The woman loved much because she knew that she had been forgiven much. Often, we do not know the extent to which we have sinned and have been forgiven and, therefore, love little and disdain God’s just ways. If we only understood the extent of Christ’s forgiveness, we would not be offended by God’s judgments, knowing that they are just. Instead, we’d fully accept the Bible’s judgment that sin deserves death (Romans 6:23; Deut. 27:26). We would also gladly embrace whatever mercy that God might offer – predestination.

There is also another danger when we fail to appreciate the extent of our rebellion against the light – boasting! For my first 15 years in Christ, I believed that I had chosen Christ and not the other way around. Why had I chosen Christ? I had convinced myself that it was because I was more spiritual than others. In doing this, I exalted myself and looked down on others (Luke 18:9-14). Consequently, I had to suffer for years before I could recognize that I had been boasting and that this had been offensive to the One who had given me the faith to believe.

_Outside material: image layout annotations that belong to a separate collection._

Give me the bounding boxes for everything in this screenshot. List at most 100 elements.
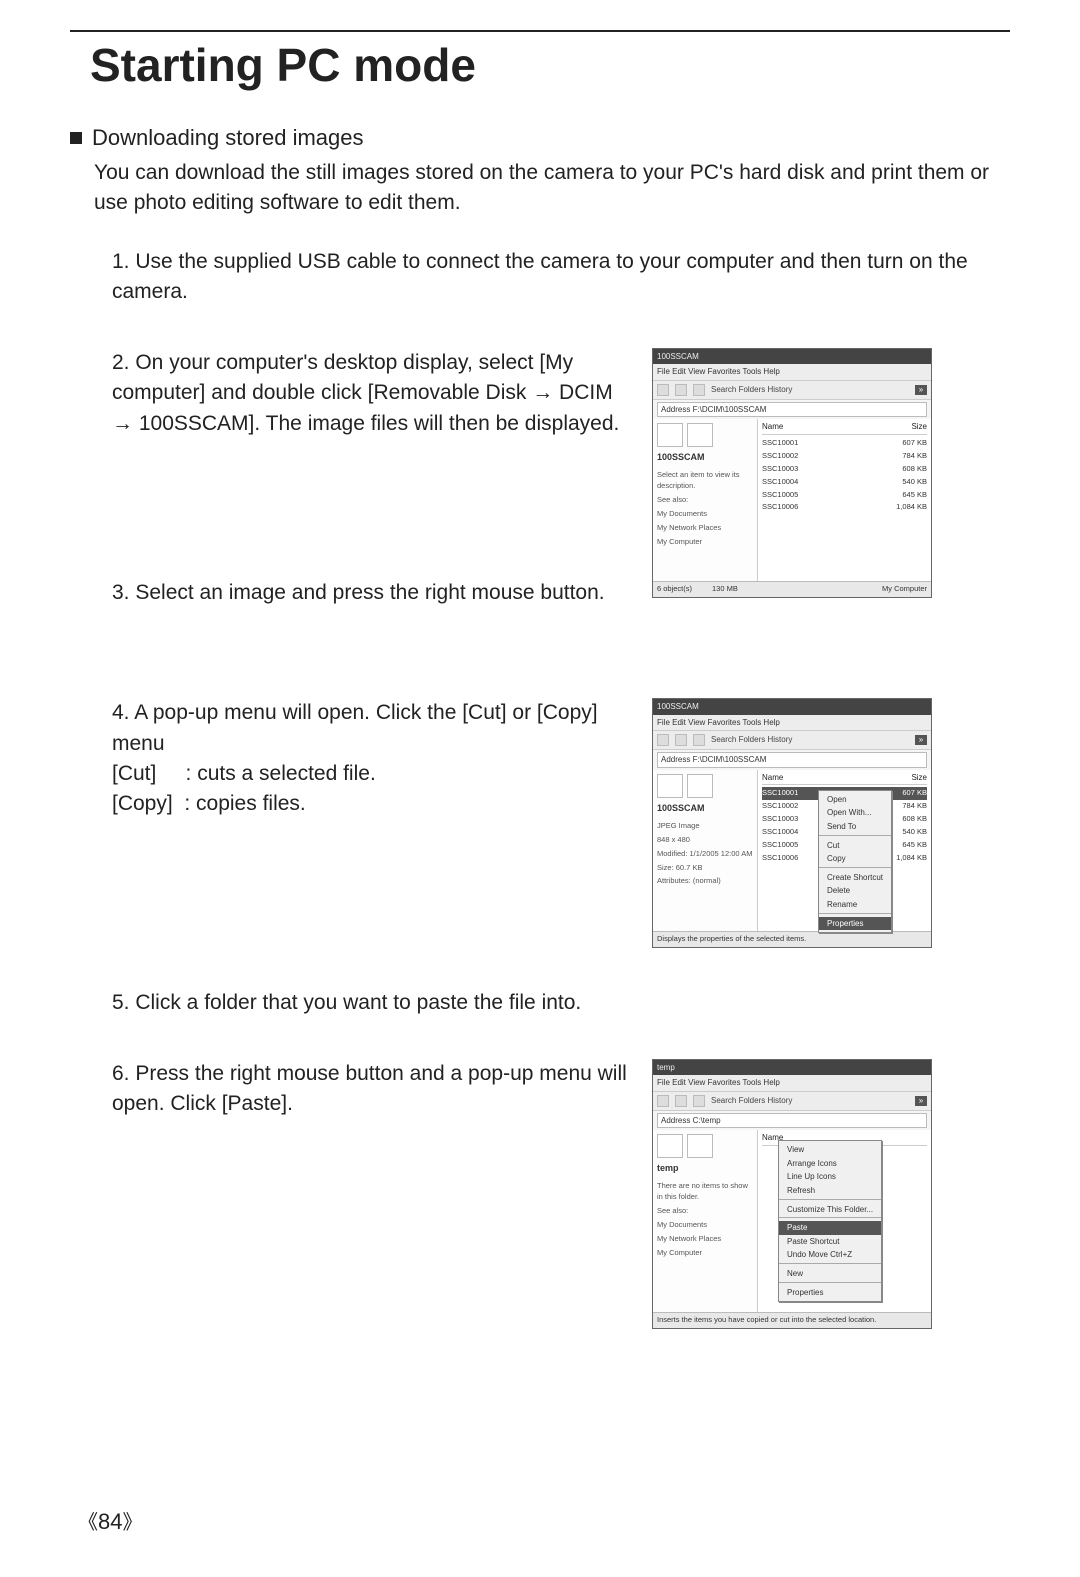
- section-heading: Downloading stored images: [70, 122, 1010, 154]
- menu-item-properties: Properties: [819, 917, 891, 931]
- status-text: Displays the properties of the selected …: [657, 934, 806, 945]
- file-dimensions: 848 x 480: [657, 835, 753, 846]
- step-4-line2: [Cut] : cuts a selected file.: [112, 759, 632, 789]
- top-rule: [70, 30, 1010, 38]
- status-bar: Inserts the items you have copied or cut…: [653, 1312, 931, 1328]
- window-titlebar: 100SSCAM: [653, 699, 931, 715]
- manual-page: Starting PC mode Downloading stored imag…: [0, 0, 1080, 1577]
- menu-item: Customize This Folder...: [779, 1203, 881, 1217]
- menu-item: Arrange Icons: [779, 1157, 881, 1171]
- file-list: Name Size SSC10001607 KB SSC10002784 KB …: [758, 419, 931, 580]
- menu-item-copy: Copy: [819, 852, 891, 866]
- menu-item: View: [779, 1143, 881, 1157]
- folder-icon: [687, 1134, 713, 1158]
- step-1-text: 1. Use the supplied USB cable to connect…: [112, 247, 1010, 308]
- toolbar-label: Search Folders History: [711, 1095, 792, 1107]
- context-menu: View Arrange Icons Line Up Icons Refresh…: [778, 1140, 882, 1302]
- side-link: See also:: [657, 495, 753, 506]
- folder-icon: [657, 1134, 683, 1158]
- screenshot-explorer-100sscam: 100SSCAM File Edit View Favorites Tools …: [652, 348, 932, 598]
- back-icon: [657, 1095, 669, 1107]
- step-5-text: 5. Click a folder that you want to paste…: [112, 988, 1010, 1018]
- menu-item: Line Up Icons: [779, 1170, 881, 1184]
- square-bullet-icon: [70, 132, 82, 144]
- folder-icon: [687, 423, 713, 447]
- menubar: File Edit View Favorites Tools Help: [653, 364, 931, 380]
- menubar: File Edit View Favorites Tools Help: [653, 715, 931, 731]
- file-row: SSC10002784 KB: [762, 450, 927, 463]
- file-row: SSC10004540 KB: [762, 476, 927, 489]
- step-3: 3. Select an image and press the right m…: [112, 578, 1010, 608]
- side-panel: temp There are no items to show in this …: [653, 1130, 758, 1311]
- side-link: My Documents: [657, 509, 753, 520]
- back-icon: [657, 384, 669, 396]
- side-description: There are no items to show in this folde…: [657, 1181, 753, 1203]
- page-number: 84: [78, 1506, 142, 1535]
- folder-icon: [657, 423, 683, 447]
- file-modified: Modified: 1/1/2005 12:00 AM: [657, 849, 753, 860]
- menubar: File Edit View Favorites Tools Help: [653, 1075, 931, 1091]
- address-bar: Address F:\DCIM\100SSCAM: [657, 752, 927, 768]
- side-link: My Computer: [657, 537, 753, 548]
- menu-item: Create Shortcut: [819, 871, 891, 885]
- toolbar-label: Search Folders History: [711, 384, 792, 396]
- screenshot-context-menu-copy: 100SSCAM File Edit View Favorites Tools …: [652, 698, 932, 948]
- address-bar: Address C:\temp: [657, 1113, 927, 1129]
- folder-name: 100SSCAM: [657, 451, 753, 464]
- side-link: My Network Places: [657, 1234, 753, 1245]
- menu-item: New: [779, 1267, 881, 1281]
- window-title: temp: [657, 1062, 675, 1074]
- window-title: 100SSCAM: [657, 351, 699, 363]
- window-titlebar: 100SSCAM: [653, 349, 931, 365]
- col-name: Name: [762, 772, 783, 784]
- step-2-text: 2. On your computer's desktop display, s…: [112, 348, 632, 439]
- folder-name: 100SSCAM: [657, 802, 753, 815]
- window-title: 100SSCAM: [657, 701, 699, 713]
- step-4-line1: 4. A pop-up menu will open. Click the [C…: [112, 698, 632, 759]
- forward-icon: [675, 734, 687, 746]
- file-row: SSC10003608 KB: [762, 463, 927, 476]
- screenshot-paste-menu: temp File Edit View Favorites Tools Help…: [652, 1059, 932, 1329]
- toolbar: Search Folders History »: [653, 380, 931, 400]
- side-link: My Documents: [657, 1220, 753, 1231]
- forward-icon: [675, 1095, 687, 1107]
- side-panel: 100SSCAM Select an item to view its desc…: [653, 419, 758, 580]
- window-body: 100SSCAM JPEG Image 848 x 480 Modified: …: [653, 770, 931, 931]
- context-menu: Open Open With... Send To Cut Copy Creat…: [818, 790, 892, 933]
- intro-paragraph: You can download the still images stored…: [94, 158, 1010, 219]
- menu-item: Paste Shortcut: [779, 1235, 881, 1249]
- menu-item-paste: Paste: [779, 1221, 881, 1235]
- toolbar: Search Folders History »: [653, 730, 931, 750]
- side-description: Select an item to view its description.: [657, 470, 753, 492]
- window-titlebar: temp: [653, 1060, 931, 1076]
- step-4-line3: [Copy] : copies files.: [112, 789, 632, 819]
- step-3-text: 3. Select an image and press the right m…: [112, 578, 1010, 608]
- menu-item: Open: [819, 793, 891, 807]
- go-icon: »: [915, 735, 927, 745]
- window-body: temp There are no items to show in this …: [653, 1130, 931, 1311]
- menu-item-cut: Cut: [819, 839, 891, 853]
- col-size: Size: [911, 421, 927, 433]
- content-section: Downloading stored images You can downlo…: [70, 122, 1010, 1329]
- step-4-text: 4. A pop-up menu will open. Click the [C…: [112, 698, 632, 820]
- step-6: 6. Press the right mouse button and a po…: [112, 1059, 1010, 1329]
- go-icon: »: [915, 1096, 927, 1106]
- side-link: My Network Places: [657, 523, 753, 534]
- menu-item: Properties: [779, 1286, 881, 1300]
- file-row: SSC10005645 KB: [762, 489, 927, 502]
- menu-item: Refresh: [779, 1184, 881, 1198]
- toolbar-label: Search Folders History: [711, 734, 792, 746]
- side-link: See also:: [657, 1206, 753, 1217]
- step-4: 4. A pop-up menu will open. Click the [C…: [112, 698, 1010, 948]
- up-icon: [693, 384, 705, 396]
- menu-item: Delete: [819, 884, 891, 898]
- step-1: 1. Use the supplied USB cable to connect…: [112, 247, 1010, 308]
- forward-icon: [675, 384, 687, 396]
- status-bar: Displays the properties of the selected …: [653, 931, 931, 947]
- step-2: 2. On your computer's desktop display, s…: [112, 348, 1010, 598]
- address-bar: Address F:\DCIM\100SSCAM: [657, 402, 927, 418]
- file-row: SSC100061,084 KB: [762, 501, 927, 514]
- menu-item: Open With...: [819, 806, 891, 820]
- col-size: Size: [911, 772, 927, 784]
- col-name: Name: [762, 421, 783, 433]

The same had been true for King Nebuchadnezzar, the great Babylonia empire-builder. Understandably, he was convinced that he was great and that his greatness was all about him. However, he had a disturbing dream which changed everything. Daniel interpreted it for him:

  • It is a decree of the Most High, which has come upon my lord the king, that you shall be driven from among men, and your dwelling shall be with the beasts of the field. You shall be made to eat grass like an ox, and you shall be wet with the dew of heaven, and seven periods of time shall pass over you, till you know that the Most High rules the kingdom of men and gives it to whom he will. (Daniel 4:24-25)
For seven years, Nebuchadnezzar lost his mind, thinking that he was a cow. Why had God punished him in this manner? Because of his warfare? Taking Israel into captivity? His treatment of the poor? No! It was simply to learn a theological lesson – that his success wasn’t about Him but about God, who chooses “whom He will!”

At the end of the seven years of grievous suffering, Nebuchadnezzar got the point and gave all of the thanks to God for choosing him. If this pagan, unenlightened by Scripture, was held to account for his boasting, we will, even more so, be held accountable.

Why? Because God actually deserves the credit! If someone gives you a magnificent painting from their studio, you hang it up in your house, and others ask if you had painted this masterpiece, should you take credit for painting it? If you do, would not the real artist be offended? Likewise, if faith is God’s gift to us (Eph. 2:8-9; Philip. 1:29; Acts 18:27; 16:14; 13:48) and if we take credit for it, as I had, would not God be offended?

Instead, it is only fitting to credit God for our salvation and even for the faith to receive it – God’s predestined salvation!